Still, I don't think one necessarily needs to enforce locked datablocks in order to support efficient repeat calls to transmitDatablocks(). I *think* the algorithm just needs to work like this:
For each transmitDatablocks() call on a specific client:
-- send all untransmitted datablocks to the client in creation order
-- send any previously transmitted datablocks updated since the last call to the client in any order
Torque Owner Jason "fireVein" Culwell
*** Phase 1: Download Datablocks & Targets
SFXProfile((null))::onAdd: Invalid packet, bad description id: 6
Error, unable to load sound profile for precipitation datablock
SFXProfile((null))::onAdd: Invalid packet, bad description id: 4
Error, unable to load sound profile for precipitation datablock
I am using the same install as earlier, other than removing the references to the textures in terrain texture editor and re-saving the mission as mentioned above(and of course copying that mission to the other pc) nothing has been touched. Plus, just earlier the client was able to connect and load the mission(minus the lighting) just fine. I am confuzzled. I don't see why these errors would pop up now, all of a sudden.

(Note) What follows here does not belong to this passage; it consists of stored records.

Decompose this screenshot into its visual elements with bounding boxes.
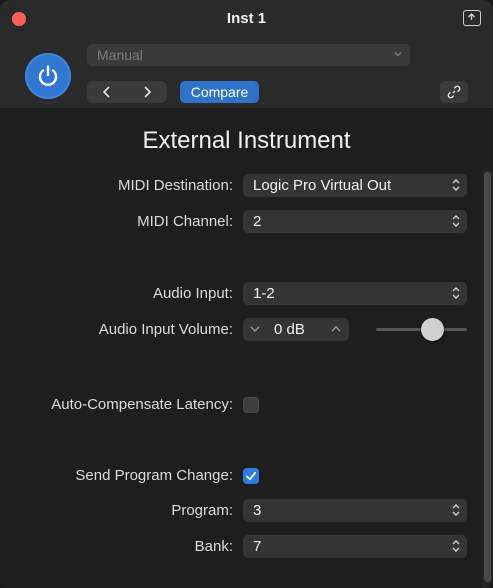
link-icon	[447, 85, 461, 99]
chevron-left-icon	[102, 86, 110, 98]
chevron-down-icon[interactable]	[248, 323, 262, 335]
auto-compensate-latency-checkbox[interactable]	[243, 397, 259, 413]
checkmark-icon	[246, 471, 257, 481]
chevron-up-icon[interactable]	[329, 323, 343, 335]
float-window-icon[interactable]	[463, 10, 481, 26]
plugin-window: Inst 1 Manual Compare External Instrumen…	[0, 0, 493, 588]
auto-compensate-latency-label: Auto-Compensate Latency:	[51, 396, 233, 413]
preset-navigation	[87, 81, 167, 103]
midi-destination-value: Logic Pro Virtual Out	[253, 177, 392, 194]
bank-popup[interactable]: 7	[243, 535, 467, 558]
midi-channel-label: MIDI Channel:	[137, 213, 233, 230]
up-down-chevron-icon	[452, 287, 460, 299]
send-program-change-checkbox[interactable]	[243, 468, 259, 484]
previous-preset-button[interactable]	[87, 81, 127, 103]
program-popup[interactable]: 3	[243, 499, 467, 522]
up-down-chevron-icon	[452, 215, 460, 227]
preset-name: Manual	[97, 47, 143, 63]
up-down-chevron-icon	[452, 540, 460, 552]
program-value: 3	[253, 502, 262, 519]
up-down-chevron-icon	[452, 179, 460, 191]
bank-value: 7	[253, 538, 262, 555]
program-label: Program:	[171, 502, 233, 519]
chevron-down-icon	[394, 51, 402, 57]
midi-destination-popup[interactable]: Logic Pro Virtual Out	[243, 174, 467, 197]
midi-destination-label: MIDI Destination:	[117, 177, 233, 194]
audio-input-volume-slider-knob[interactable]	[421, 318, 444, 341]
next-preset-button[interactable]	[127, 81, 167, 103]
up-down-chevron-icon	[452, 504, 460, 516]
audio-input-label: Audio Input:	[152, 285, 233, 302]
audio-input-volume-label: Audio Input Volume:	[98, 321, 233, 338]
audio-input-volume-stepper[interactable]: 0 dB	[243, 318, 349, 341]
preset-menu[interactable]: Manual	[87, 44, 410, 66]
audio-input-popup[interactable]: 1-2	[243, 282, 467, 305]
compare-button[interactable]: Compare	[180, 81, 259, 103]
plugin-title: External Instrument	[142, 127, 351, 154]
midi-channel-popup[interactable]: 2	[243, 210, 467, 233]
power-icon[interactable]	[25, 53, 71, 99]
bank-label: Bank:	[194, 538, 233, 555]
midi-channel-value: 2	[253, 213, 262, 230]
title-bar: Inst 1	[0, 0, 493, 38]
chevron-right-icon	[144, 86, 152, 98]
window-title: Inst 1	[226, 10, 267, 27]
send-program-change-label: Send Program Change:	[75, 467, 233, 484]
audio-input-volume-value: 0 dB	[274, 321, 305, 338]
scrollbar-thumb[interactable]	[484, 172, 491, 582]
audio-input-value: 1-2	[253, 285, 275, 302]
link-button[interactable]	[440, 81, 468, 103]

Also as far as the client throwing an error when lighting the scene, it appears that the server is sending the client a reference to its own local folder and file(which i should have realized from the console log earlier because the path shown does not exist on the client pc). No wonder the client can't find the *.ml or won't light the scene. It looks like the mission path and file name are sent to the client via clientCmdMissionStartPhase3 and copied into $Client::MissionFile. In sceneLighting.cpp in SceneLighting::light() we see this:
// remove the '.mis' extension from the mission name
char misName[256];
dSprintf(misName, sizeof(misName), "%s", Con::getVariable("$Client::MissionFile"));
char * dot = dStrstr((const char*)misName, ".mis");
if(dot)
*dot = '\0';
// get the mission name
getMLName(misName, missionCRC, 1023, mFileName);
if(!ResourceManager->isValidWriteFileName(mFileName))
{
Con::warnf("Invalid filename '%s'. Failed to light mission.", mFileName);
return(false);
}
It strips off the .mis on the end but doesn't fix the directory path. So, of course isValidWriteFileName is going to return false, because the client and server more than likely do not have an identical directory path(unless of course an installer is used, and the user doesn't change the directory to install to). This explains why lighting works fine server side, but causes errors on connecting clients. I will verify this by copying the game to C:\test on both client and server and seeing what happens. Will have to install a fresh copy of the sdk and fix those texture references first tho. It seems TGEA only likes to let clients connect for a little while before tossing those invalid datablock errors. Two SDK installs later... still getting invalid datablock error. :\ Three, still getting invalid datablock error. On another fresh install I tried using newMission and now it just crashes with no errors in the log, but right after it starts to download datablocks. I don't know whats up with it, and I have to go for right now, so I will mess with it some more in a little bit.